Mar 28, 2021 - Health

New Jersey parents sue school districts to force them to reopen

A student has their temperature taken while entering a New York City public high school on  March 22, 2021.

A student has their temperature taken while entering a New York City public high school in New York, U.S., on Monday, March 22, 2021. Photo: Angus Mordant/Bloomberg via Getty Images

Successful lawsuits waged by parents in three New Jersey school districts have prompted returns to some in-person classes, and invited interest from parents across the state seeking to do the same, the Wall Street Journal reports.

Why it matters: Parents in 30 districts in New Jersey have sought guidance from the plaintiffs in the original suits on how to organize similar efforts, illustrating the frustration of parents who feel virtual schooling has left their children "anxious, lonely and losing their zest for learning" the Journal writes.

  • The push to re-open schools at least partially comes even as cases in New Jersey surge, with the number of COVID-19 infections rising by 37% in the last month.

The big picture: According to one of the plaintiffs, Steven Baffico, even parents from other states like California have reached out for advice.
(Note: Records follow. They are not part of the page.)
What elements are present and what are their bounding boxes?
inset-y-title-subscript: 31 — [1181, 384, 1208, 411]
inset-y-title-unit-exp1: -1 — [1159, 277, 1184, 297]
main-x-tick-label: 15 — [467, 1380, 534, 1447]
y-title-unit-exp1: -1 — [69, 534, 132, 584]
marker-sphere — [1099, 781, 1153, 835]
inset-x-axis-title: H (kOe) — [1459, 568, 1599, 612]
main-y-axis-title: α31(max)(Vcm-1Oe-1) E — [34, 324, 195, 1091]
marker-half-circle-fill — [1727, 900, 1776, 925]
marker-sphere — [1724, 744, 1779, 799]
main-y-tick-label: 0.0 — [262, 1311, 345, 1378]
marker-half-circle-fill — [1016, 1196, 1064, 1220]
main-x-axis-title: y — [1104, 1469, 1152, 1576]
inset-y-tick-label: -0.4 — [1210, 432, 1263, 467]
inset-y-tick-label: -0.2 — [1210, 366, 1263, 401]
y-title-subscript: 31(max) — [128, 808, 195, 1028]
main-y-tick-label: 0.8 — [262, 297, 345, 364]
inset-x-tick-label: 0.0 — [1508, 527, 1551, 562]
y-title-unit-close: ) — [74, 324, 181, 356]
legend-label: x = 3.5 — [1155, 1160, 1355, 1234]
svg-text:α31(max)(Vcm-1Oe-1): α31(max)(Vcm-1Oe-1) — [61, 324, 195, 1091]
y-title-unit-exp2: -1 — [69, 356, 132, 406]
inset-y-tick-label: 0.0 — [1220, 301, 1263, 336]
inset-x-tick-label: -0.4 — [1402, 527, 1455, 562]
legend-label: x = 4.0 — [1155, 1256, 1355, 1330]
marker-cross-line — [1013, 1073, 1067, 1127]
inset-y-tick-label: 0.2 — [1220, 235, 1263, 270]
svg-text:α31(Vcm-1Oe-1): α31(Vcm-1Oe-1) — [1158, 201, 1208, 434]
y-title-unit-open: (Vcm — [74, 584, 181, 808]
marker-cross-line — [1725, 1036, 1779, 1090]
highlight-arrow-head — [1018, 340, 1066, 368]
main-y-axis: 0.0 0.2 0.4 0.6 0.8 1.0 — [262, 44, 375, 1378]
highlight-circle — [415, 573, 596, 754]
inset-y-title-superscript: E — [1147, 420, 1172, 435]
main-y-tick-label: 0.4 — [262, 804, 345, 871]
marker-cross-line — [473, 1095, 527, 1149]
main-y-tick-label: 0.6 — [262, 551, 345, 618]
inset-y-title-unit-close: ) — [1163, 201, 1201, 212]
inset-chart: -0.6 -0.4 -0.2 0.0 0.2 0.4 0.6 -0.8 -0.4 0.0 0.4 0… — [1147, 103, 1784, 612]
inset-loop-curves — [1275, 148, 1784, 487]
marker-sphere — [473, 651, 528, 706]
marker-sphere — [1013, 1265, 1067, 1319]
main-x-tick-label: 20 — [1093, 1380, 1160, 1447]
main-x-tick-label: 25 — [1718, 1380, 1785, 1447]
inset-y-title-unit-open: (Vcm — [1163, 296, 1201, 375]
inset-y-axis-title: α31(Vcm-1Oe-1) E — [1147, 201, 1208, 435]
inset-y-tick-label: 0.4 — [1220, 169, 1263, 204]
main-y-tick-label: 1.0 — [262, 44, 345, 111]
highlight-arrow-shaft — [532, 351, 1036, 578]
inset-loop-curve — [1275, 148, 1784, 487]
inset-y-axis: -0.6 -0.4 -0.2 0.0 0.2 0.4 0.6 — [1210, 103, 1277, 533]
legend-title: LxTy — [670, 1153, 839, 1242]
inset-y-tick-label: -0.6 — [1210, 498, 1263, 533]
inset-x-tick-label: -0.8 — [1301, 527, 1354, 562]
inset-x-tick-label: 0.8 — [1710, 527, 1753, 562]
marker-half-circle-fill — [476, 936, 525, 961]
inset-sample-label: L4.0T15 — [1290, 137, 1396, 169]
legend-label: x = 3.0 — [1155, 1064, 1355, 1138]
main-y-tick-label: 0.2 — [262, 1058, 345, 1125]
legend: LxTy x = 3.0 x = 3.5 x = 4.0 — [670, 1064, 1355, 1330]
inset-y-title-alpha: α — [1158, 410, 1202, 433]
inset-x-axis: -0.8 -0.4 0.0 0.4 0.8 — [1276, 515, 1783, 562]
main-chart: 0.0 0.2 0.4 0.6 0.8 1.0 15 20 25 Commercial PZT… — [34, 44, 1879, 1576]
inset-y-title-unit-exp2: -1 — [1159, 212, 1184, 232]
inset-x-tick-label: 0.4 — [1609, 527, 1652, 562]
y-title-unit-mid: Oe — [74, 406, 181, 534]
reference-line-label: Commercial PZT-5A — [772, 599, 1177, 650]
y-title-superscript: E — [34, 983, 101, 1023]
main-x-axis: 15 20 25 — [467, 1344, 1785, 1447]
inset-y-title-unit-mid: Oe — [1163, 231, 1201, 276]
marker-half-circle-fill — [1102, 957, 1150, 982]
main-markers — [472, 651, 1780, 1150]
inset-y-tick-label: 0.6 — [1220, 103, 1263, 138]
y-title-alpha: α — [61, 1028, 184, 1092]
  • Baffico added that another three districts in New Jersey are preparing complaints, and parents in 14 other districts are organizing to do the same, per the WSJ

State of play: Parents in New York's Grand Island school district filed a suit earlier this month to fight for a full reopening of schools, asking the court to force the district to abandon its current hybrid model, ABC 7 reports.

Lawsuits have also been filed due to concerns about how school districts plan to reopen.

  • Parents in Illinois' Indian Prairies School District 204 filed a suit alleging that a lack of transparency concerning re-opening plans violated the state's Open Meetings Act.
  • The city of San Francisco filed a suit against its school district in February, claiming that the district's lack of reopening plans for in-person learning violated the law. Last week the city asked the presiding judge to force schools to re-open for in-person learning by the end of April, per the San Francisco Chronicle.